Pedro Menéndez de Avilés
Pedro Menéndez de Avilés, the last Spanish conqueror, arrived in 1565 with the blessing of the Spanish Crown after establishing the first permanent settlement on the North American continent, St. Augustine. He stated his mission was to pacify the southern coast, to protect shipwrecks of treasure ships and galleons.
Impressed with the array of renaissance performers Menéndez greeted him with, the chief offered his sister for marriage (he was already married) to the explorer, enabling a relationship whereby Menéndez could leave Jesuit priests on the island between trips to convert the people and establish colonies of religious natives among them. The King had agreed previous to his voyage that he could keep almost everything he could take in his conquest, with the inclusion of fisheries and one or two towns. To avoid offending the chief, he accepted and had his new wife baptized and immediately removed from his presence (Scherman, 170).
In failing to win control of the people and the beautiful shore, in 1573 he wrote to King Philip II, that the Indians of South Florida are bloodthirsty – a menace to the Spanish, and asked permission to exterminate or enslave them” (Scherman, 170).
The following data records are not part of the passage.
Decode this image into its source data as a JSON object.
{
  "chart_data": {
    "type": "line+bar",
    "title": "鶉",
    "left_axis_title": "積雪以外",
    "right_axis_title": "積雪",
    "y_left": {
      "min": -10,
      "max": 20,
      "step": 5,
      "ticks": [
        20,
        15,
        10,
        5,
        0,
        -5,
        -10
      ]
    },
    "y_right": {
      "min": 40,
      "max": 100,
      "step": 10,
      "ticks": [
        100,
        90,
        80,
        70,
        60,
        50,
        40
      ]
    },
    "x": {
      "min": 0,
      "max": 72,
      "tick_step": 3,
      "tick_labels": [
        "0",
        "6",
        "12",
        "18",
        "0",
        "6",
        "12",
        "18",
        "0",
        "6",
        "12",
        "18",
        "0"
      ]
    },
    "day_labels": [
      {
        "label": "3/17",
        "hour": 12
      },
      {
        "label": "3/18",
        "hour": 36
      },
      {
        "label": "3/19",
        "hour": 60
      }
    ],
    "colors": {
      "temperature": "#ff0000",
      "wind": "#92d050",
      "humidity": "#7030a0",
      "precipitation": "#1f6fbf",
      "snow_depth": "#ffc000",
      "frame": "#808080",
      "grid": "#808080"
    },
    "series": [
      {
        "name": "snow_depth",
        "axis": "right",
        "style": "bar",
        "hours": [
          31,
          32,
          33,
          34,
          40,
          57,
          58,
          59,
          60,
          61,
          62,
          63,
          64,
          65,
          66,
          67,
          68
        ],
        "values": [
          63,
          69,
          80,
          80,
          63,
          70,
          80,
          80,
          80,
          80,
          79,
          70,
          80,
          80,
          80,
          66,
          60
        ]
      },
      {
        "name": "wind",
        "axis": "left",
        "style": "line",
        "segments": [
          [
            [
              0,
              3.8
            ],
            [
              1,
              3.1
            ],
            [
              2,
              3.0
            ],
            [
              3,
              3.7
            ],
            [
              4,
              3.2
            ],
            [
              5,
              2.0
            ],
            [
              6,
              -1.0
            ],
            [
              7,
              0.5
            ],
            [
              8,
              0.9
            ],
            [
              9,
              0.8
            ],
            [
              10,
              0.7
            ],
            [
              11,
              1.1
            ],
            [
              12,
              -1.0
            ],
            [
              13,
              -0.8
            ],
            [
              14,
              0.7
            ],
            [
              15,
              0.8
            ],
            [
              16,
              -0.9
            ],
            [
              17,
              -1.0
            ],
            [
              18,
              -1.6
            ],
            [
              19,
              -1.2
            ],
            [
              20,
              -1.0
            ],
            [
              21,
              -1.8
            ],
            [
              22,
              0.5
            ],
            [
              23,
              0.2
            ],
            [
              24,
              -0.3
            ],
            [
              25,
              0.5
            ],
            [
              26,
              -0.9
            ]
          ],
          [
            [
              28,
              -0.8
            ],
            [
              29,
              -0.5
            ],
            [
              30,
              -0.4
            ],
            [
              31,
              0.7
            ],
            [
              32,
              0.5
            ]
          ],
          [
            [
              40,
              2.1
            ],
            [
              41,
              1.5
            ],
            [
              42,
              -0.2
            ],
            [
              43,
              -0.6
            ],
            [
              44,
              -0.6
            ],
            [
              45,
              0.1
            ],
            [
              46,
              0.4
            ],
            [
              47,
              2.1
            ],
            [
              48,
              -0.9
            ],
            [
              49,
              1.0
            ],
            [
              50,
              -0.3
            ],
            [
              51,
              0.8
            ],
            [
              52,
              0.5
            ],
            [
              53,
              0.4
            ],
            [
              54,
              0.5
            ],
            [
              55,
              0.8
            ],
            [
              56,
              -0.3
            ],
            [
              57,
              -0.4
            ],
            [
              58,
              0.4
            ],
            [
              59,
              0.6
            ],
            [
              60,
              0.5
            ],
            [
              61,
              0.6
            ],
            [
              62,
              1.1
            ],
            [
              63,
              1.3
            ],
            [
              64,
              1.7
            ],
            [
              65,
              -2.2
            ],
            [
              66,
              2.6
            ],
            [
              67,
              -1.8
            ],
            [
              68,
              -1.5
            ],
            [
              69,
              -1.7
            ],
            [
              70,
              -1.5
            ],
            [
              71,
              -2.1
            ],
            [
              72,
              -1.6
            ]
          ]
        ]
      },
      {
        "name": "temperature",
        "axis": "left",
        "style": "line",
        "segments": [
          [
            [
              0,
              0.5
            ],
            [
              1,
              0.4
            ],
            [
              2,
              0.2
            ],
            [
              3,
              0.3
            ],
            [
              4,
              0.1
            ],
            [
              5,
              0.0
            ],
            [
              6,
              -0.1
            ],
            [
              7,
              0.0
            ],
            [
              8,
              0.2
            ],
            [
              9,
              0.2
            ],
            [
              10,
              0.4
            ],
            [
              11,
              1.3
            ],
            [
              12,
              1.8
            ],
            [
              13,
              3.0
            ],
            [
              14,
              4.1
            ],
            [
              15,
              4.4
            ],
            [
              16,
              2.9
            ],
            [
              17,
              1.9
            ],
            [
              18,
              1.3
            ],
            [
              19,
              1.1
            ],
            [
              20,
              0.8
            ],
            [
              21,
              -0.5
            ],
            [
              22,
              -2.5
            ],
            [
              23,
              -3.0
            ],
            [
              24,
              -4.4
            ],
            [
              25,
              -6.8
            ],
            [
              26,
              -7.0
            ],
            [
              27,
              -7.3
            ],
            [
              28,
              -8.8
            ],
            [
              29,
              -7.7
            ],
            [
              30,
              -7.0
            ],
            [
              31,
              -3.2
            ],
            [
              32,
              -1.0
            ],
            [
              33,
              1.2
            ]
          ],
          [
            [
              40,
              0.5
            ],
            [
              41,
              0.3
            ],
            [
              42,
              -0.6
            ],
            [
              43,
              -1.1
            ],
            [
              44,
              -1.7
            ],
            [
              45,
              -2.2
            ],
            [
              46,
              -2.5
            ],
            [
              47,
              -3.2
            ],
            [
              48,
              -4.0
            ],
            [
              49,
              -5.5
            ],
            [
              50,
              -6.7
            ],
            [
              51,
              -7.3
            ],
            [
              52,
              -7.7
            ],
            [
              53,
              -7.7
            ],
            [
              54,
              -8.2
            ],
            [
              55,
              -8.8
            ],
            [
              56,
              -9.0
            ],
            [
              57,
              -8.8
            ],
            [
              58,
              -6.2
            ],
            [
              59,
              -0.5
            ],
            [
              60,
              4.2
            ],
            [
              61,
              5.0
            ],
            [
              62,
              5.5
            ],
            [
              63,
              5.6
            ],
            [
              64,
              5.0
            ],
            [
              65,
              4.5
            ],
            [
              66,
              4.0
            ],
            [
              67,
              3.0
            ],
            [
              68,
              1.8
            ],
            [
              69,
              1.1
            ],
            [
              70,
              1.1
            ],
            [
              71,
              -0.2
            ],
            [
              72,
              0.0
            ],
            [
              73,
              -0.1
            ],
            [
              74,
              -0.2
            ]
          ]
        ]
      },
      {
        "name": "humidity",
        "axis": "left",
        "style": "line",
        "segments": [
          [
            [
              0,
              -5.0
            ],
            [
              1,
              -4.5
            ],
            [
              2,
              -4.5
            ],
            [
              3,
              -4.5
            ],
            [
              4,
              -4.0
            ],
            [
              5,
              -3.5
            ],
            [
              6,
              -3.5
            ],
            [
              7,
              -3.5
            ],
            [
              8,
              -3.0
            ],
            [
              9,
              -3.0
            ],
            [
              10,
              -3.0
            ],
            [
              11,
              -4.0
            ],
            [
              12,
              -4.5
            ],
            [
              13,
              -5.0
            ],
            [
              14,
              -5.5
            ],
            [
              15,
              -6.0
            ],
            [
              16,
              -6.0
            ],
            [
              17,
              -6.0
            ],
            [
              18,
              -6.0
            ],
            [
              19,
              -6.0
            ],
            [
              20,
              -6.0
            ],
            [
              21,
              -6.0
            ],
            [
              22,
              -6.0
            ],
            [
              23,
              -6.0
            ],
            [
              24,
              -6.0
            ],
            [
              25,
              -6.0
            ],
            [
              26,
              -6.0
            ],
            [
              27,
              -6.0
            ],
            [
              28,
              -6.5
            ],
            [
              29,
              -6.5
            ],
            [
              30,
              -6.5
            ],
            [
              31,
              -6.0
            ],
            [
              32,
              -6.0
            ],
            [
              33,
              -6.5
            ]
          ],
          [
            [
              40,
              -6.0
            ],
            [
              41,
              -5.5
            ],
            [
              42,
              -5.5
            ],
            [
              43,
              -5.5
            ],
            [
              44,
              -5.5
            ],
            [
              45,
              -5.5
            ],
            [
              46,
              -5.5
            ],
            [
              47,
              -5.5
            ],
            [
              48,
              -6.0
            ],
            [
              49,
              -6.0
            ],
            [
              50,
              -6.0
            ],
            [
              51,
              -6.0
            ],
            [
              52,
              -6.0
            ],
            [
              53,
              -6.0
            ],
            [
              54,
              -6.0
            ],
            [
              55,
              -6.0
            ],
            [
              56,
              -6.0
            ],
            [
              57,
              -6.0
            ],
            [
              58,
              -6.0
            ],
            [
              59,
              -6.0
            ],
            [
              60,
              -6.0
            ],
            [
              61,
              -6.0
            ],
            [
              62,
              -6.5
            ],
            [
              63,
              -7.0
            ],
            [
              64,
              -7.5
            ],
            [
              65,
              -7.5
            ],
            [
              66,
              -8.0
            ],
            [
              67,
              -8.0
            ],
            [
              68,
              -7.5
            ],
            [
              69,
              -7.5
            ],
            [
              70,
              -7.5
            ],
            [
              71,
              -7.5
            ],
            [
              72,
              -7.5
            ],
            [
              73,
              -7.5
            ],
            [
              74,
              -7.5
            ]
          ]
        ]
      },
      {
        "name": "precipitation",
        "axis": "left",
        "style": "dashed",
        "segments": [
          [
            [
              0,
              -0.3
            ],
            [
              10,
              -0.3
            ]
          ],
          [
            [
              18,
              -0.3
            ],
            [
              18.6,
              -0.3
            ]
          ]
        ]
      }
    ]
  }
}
Sailing on A Spanish Galleon
Spanish Galleons were large ships with at least three masts, multiple sails and were faster than earlier warships that had been rowed. Galleons were made from oak, a strong, hardwood that lasted a long time. It took more than 2,000 trees to make some of the larger galleons. The average weight of a galleon was 400 tons, the weight of two jumbo jets. Being so heavy, the galleon traveled at around 4 to 8 knots, or 41/2 to 9 miles per hour View Source.
Effects of Acculturation
No inhabitants on the island since the Calusa utilized the abundance of resources nature had provided with such efficiency. Despite any good intentions, missionaries had become dismayed after discovering that they could not easily convert the Indians to the Catholic religion, although a number of them eventually did adopt the lifestyle of Europeans, including their religion. The cultural influences the Spanish impinged upon the Calusa and their neighboring tribes in years prior had been spreading through the Calusa culture like a terminal disease.
The spirit of the Indians deteriorated and they exiled into the interior and were noted to be exterminated by the Seminoles in the late eighteenth century, at such time the island became a perfect hiding place for pirate ships. Others who may have survived dealt with slave-raiding by tribes in the north and the non-stop spread of introduced diseases.
All cultures change, but the Calusa eventually succumbed to the pressures of acculturation. Through the actions of the Spanish and the steady integration of material culture introduced from the outside world on trading routes, this highly evolved culture disintegrated after flourishing for a great length of time.
The natives were united by such common bonds as their respect for nature and kinship and had highly developed skills as hunters, farmers, gatherers, fishermen, and artisans.
These skills and beliefs were maintained through centuries of adversity and passed on to new generations despite dwindling numbers and resources and the ever-increasing pressures of social and cultural changes.